For any real-world learning set .theta., there are always many possible generalizers {G.sub.j } that might be used to extrapolate from .theta.. The implicit problem is how to address this multiplicity of possible generalizers. Most algorithm schemes for addressing this problem, including, in particular, nonparametric statistics techniques like cross-validation, generalized cross-validation, and bootstrapping, are winner-take-all strategies. These schemes can be viewed as mappings that take an arbitrary generalizer and learning set as input, and give as output an estimate of the average generalizing accuracy of that generalizer for the unknown parent function that generated the learning set. To exploit such a mapping, one simply picks that G.epsilon.{G.sub.j }, which, together with .theta., has the highest estimated generalization accuracy according to the mapping, and then uses that G to generalize from .theta..
Thus, conventional strategies provide only a means of estimating the generalization accuracy of a single generalizer. It would be desirable to improve the accuracy of the generalization rather than just estimate the accuracies of some generalizers The present invention provides improved accuracy in the output guesses by introducing a second generalizer that is "fed" by the first generalizer or generalizers and which infers a function to improve the output guess of the first generalizer or generalizers. If one generalizer is used, the second generalizer either infers an error for correcting the output guess of that generalizer or infers a correct guess. If several generalizers are used, the second generalizer infers a function for combining the outputs from the first generalizers to minimize error in the resulting combined guess, or infers a function relating the output guesses to the error for some single generalizer.

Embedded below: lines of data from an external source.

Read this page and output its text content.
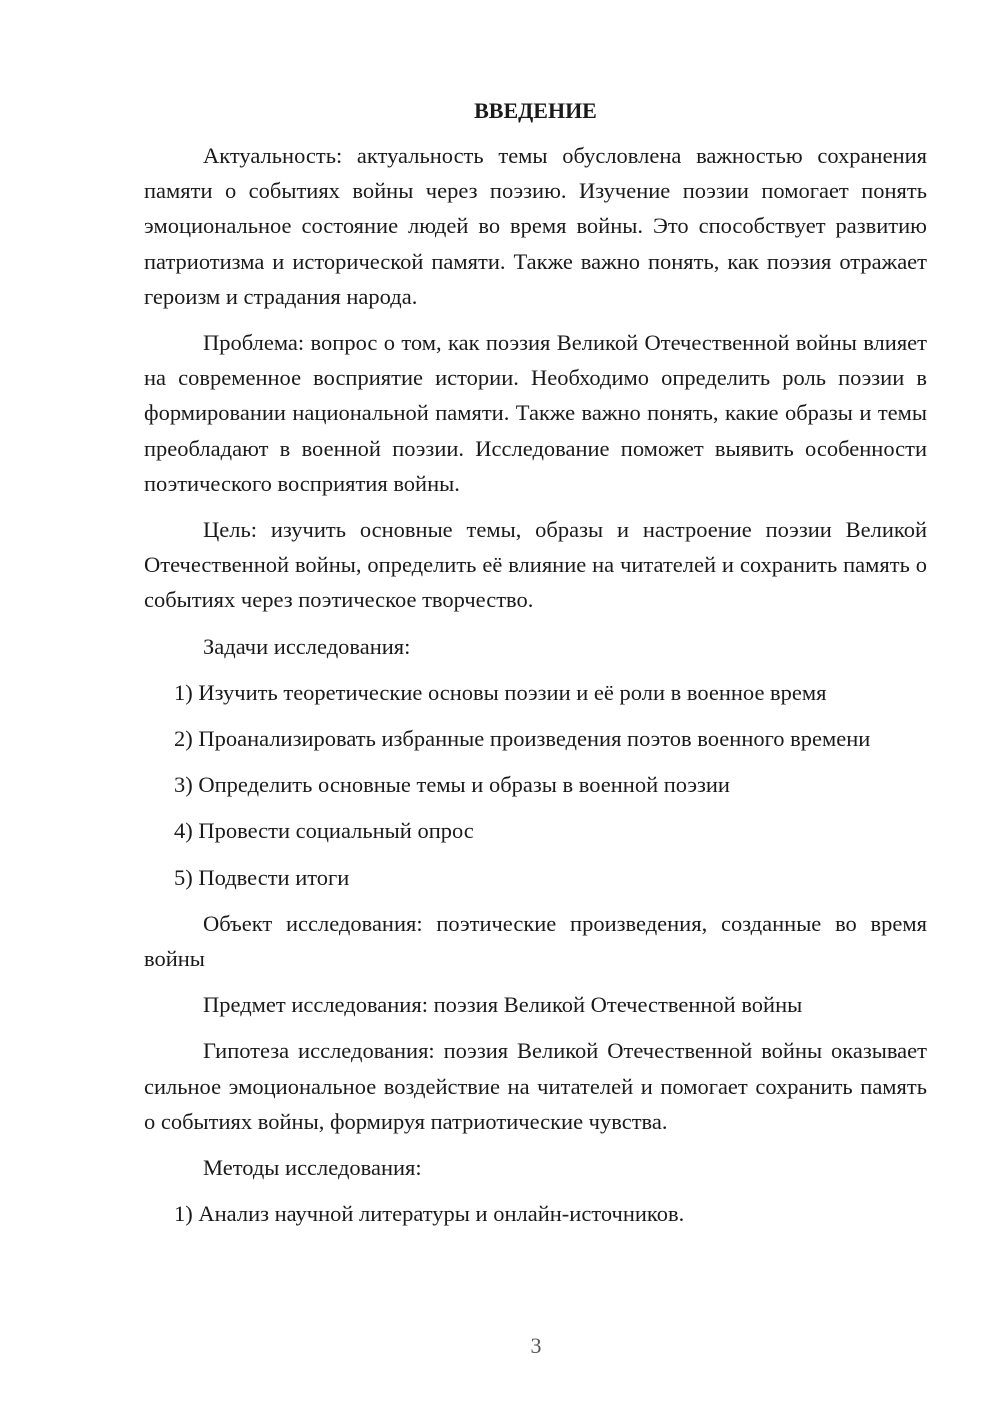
ВВЕДЕНИЕ

Актуальность: актуальность темы обусловлена важностью сохранения памяти о событиях войны через поэзию. Изучение поэзии помогает понять эмоциональное состояние людей во время войны. Это способствует развитию патриотизма и исторической памяти. Также важно понять, как поэзия отражает героизм и страдания народа.

Проблема: вопрос о том, как поэзия Великой Отечественной войны влияет на современное восприятие истории. Необходимо определить роль поэзии в формировании национальной памяти. Также важно понять, какие образы и темы преобладают в военной поэзии. Исследование поможет выявить особенности поэтического восприятия войны.

Цель: изучить основные темы, образы и настроение поэзии Великой Отечественной войны, определить её влияние на читателей и сохранить память о событиях через поэтическое творчество.

Задачи исследования:

1) Изучить теоретические основы поэзии и её роли в военное время

2) Проанализировать избранные произведения поэтов военного времени

3) Определить основные темы и образы в военной поэзии

4) Провести социальный опрос

5) Подвести итоги

Объект исследования: поэтические произведения, созданные во время войны

Предмет исследования: поэзия Великой Отечественной войны

Гипотеза исследования: поэзия Великой Отечественной войны оказывает сильное эмоциональное воздействие на читателей и помогает сохранить память о событиях войны, формируя патриотические чувства.

Методы исследования:

1) Анализ научной литературы и онлайн-источников.

3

Accordingly, one object of the present invention is to obtain improved guesses of outputs from inputs for the physical system.
Another object of the present invention is to combine generalizers to provide improved accuracy in the guess for the output of the physical system corresponding to a given input value "question".

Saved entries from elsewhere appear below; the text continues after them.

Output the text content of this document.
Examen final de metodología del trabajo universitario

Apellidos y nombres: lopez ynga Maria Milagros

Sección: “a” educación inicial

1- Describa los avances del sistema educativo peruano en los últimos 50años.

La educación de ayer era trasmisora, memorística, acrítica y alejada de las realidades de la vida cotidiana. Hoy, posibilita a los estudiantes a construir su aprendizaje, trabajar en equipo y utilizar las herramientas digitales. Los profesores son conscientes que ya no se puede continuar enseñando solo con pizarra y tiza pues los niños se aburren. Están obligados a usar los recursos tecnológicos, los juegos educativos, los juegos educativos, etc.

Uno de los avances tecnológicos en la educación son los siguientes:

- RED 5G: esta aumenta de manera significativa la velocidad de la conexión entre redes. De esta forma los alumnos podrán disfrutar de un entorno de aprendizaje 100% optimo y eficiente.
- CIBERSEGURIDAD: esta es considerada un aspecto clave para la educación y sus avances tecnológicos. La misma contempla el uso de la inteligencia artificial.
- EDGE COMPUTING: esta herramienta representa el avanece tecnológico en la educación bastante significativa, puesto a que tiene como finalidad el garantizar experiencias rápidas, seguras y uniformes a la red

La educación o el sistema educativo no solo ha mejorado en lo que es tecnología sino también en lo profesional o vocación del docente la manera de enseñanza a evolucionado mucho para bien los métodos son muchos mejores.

Additional objects, advantages and novel features of the invention will be set forth in part in the description which follows, and in part will become apparent to those skilled in the art upon examination of the following or may be learned by practice of the invention. The objects and advantages of the invention may be realized and attained by means of the instrumentalities and combinations particularly pointed out in the appended claims.